Clinton aides appearing on Sunday television news shows said she would not weigh in until negotiations were complete.
Sanders, a vocal critic of free trade, called on Clinton to join labor unions, environmentalists and other opponents of the trade package before it is brought up for another vote this week. Clinton is the front-runner among candidates to be the Democratic Party nominee for the November 2016 election.
"Corporate America and Wall Street are going to bring that bill back," Sanders said on CBS's "Face the Nation." "If she joins us, we could stop this disastrous deal once and for all."
Democrats in Congress dealt a blow to President Barack Obama on Friday when they rejected related trade legislation that would have cleared the way for a sweeping Pacific Rim trade deal, despite his personal plea that it was crucial to bolstering ties with Asia. [ID:nL1N0YZ015]
The Trans-Pacific Partnership is shaping up to be a significant test for Clinton as her party has grown more suspicious of the merits of free trade since her husband, Bill Clinton, signed the North American Free Trade Agreement into law as president in 1993.

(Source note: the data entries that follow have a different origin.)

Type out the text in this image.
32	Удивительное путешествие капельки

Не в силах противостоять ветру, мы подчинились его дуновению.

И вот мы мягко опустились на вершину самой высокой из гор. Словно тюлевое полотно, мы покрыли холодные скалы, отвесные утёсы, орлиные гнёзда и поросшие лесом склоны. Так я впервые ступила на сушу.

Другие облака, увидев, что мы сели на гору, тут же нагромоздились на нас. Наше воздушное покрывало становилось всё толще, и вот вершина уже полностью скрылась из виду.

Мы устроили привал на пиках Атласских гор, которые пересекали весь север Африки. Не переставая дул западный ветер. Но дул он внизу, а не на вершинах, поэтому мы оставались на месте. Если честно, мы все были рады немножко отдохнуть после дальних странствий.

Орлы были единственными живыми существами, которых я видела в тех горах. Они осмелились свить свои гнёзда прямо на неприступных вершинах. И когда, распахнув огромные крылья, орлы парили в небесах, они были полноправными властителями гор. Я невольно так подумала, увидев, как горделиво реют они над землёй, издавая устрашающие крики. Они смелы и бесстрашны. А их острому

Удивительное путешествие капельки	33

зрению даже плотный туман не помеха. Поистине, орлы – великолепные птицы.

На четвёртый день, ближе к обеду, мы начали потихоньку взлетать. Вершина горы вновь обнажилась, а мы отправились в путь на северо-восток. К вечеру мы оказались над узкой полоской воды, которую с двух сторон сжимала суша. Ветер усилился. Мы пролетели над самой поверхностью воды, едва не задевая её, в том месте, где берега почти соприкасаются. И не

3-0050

Clinton has expressed reservations about free trade deals in the past, but she played a central role in trade talks with the 11 countries involved in the TPP as Obama's secretary of state.

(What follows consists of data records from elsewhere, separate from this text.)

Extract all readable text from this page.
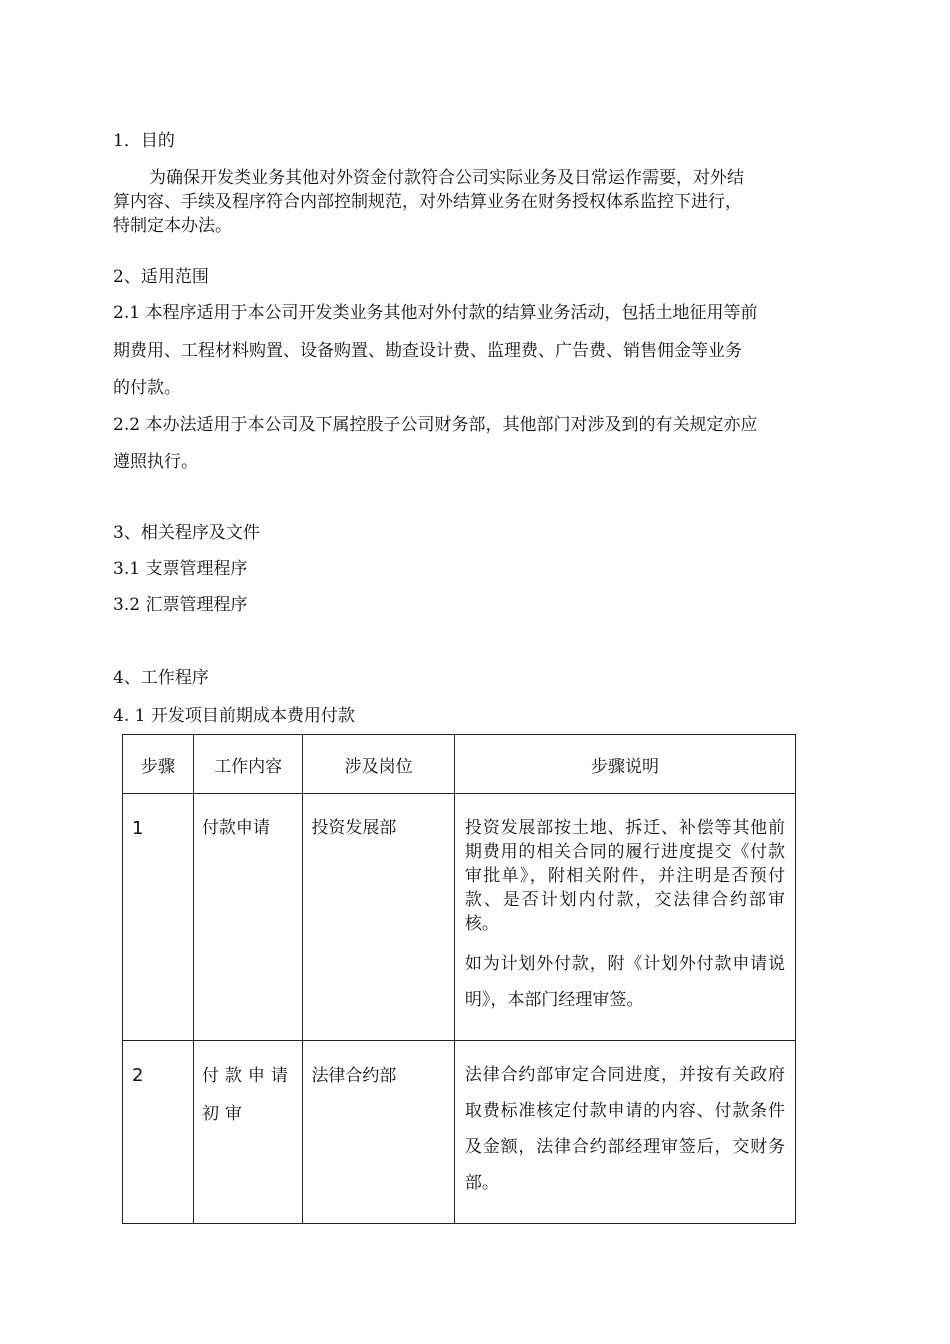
1．目的
为确保开发类业务其他对外资金付款符合公司实际业务及日常运作需要，对外结
算内容、手续及程序符合内部控制规范，对外结算业务在财务授权体系监控下进行，
特制定本办法。
2、适用范围
2.1 本程序适用于本公司开发类业务其他对外付款的结算业务活动，包括土地征用等前
期费用、工程材料购置、设备购置、勘查设计费、监理费、广告费、销售佣金等业务
的付款。
2.2 本办法适用于本公司及下属控股子公司财务部，其他部门对涉及到的有关规定亦应
遵照执行。
3、相关程序及文件
3.1 支票管理程序
3.2 汇票管理程序
4、工作程序
4. 1 开发项目前期成本费用付款
步骤	工作内容	涉及岗位	步骤说明
1	付款申请	投资发展部	投资发展部按土地、拆迁、补偿等其他前期费用的相关合同的履行进度提交《付款审批单》，附相关附件，并注明是否预付款、是否计划内付款，交法律合约部审核。

如为计划外付款，附《计划外付款申请说明》，本部门经理审签。

2	付款申请初审	法律合约部	法律合约部审定合同进度，并按有关政府取费标准核定付款申请的内容、付款条件及金额，法律合约部经理审签后，交财务部。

Clinton campaign chairman John Podesta said she would render a judgment when the deal is final.
"She has a clear standard that it's got to be good for American workers or she thinks the United States should walk away from it," he said on NBC's "Meet the Press."
Clinton aides also declined to say whether she opposed or supported the legislation currently before Congress, which would limit lawmakers' input to an up-or-down vote on a final deal and provide benefits to workers who lost their jobs due to globalization.
Republican Representative Paul Ryan, a leading advocate of the trade deal, said the Clinton campaign's refusal to take a stand on the issue was "painful."
"Pick a position. I mean, that's what leaders do," he said on "Fox News Sunday."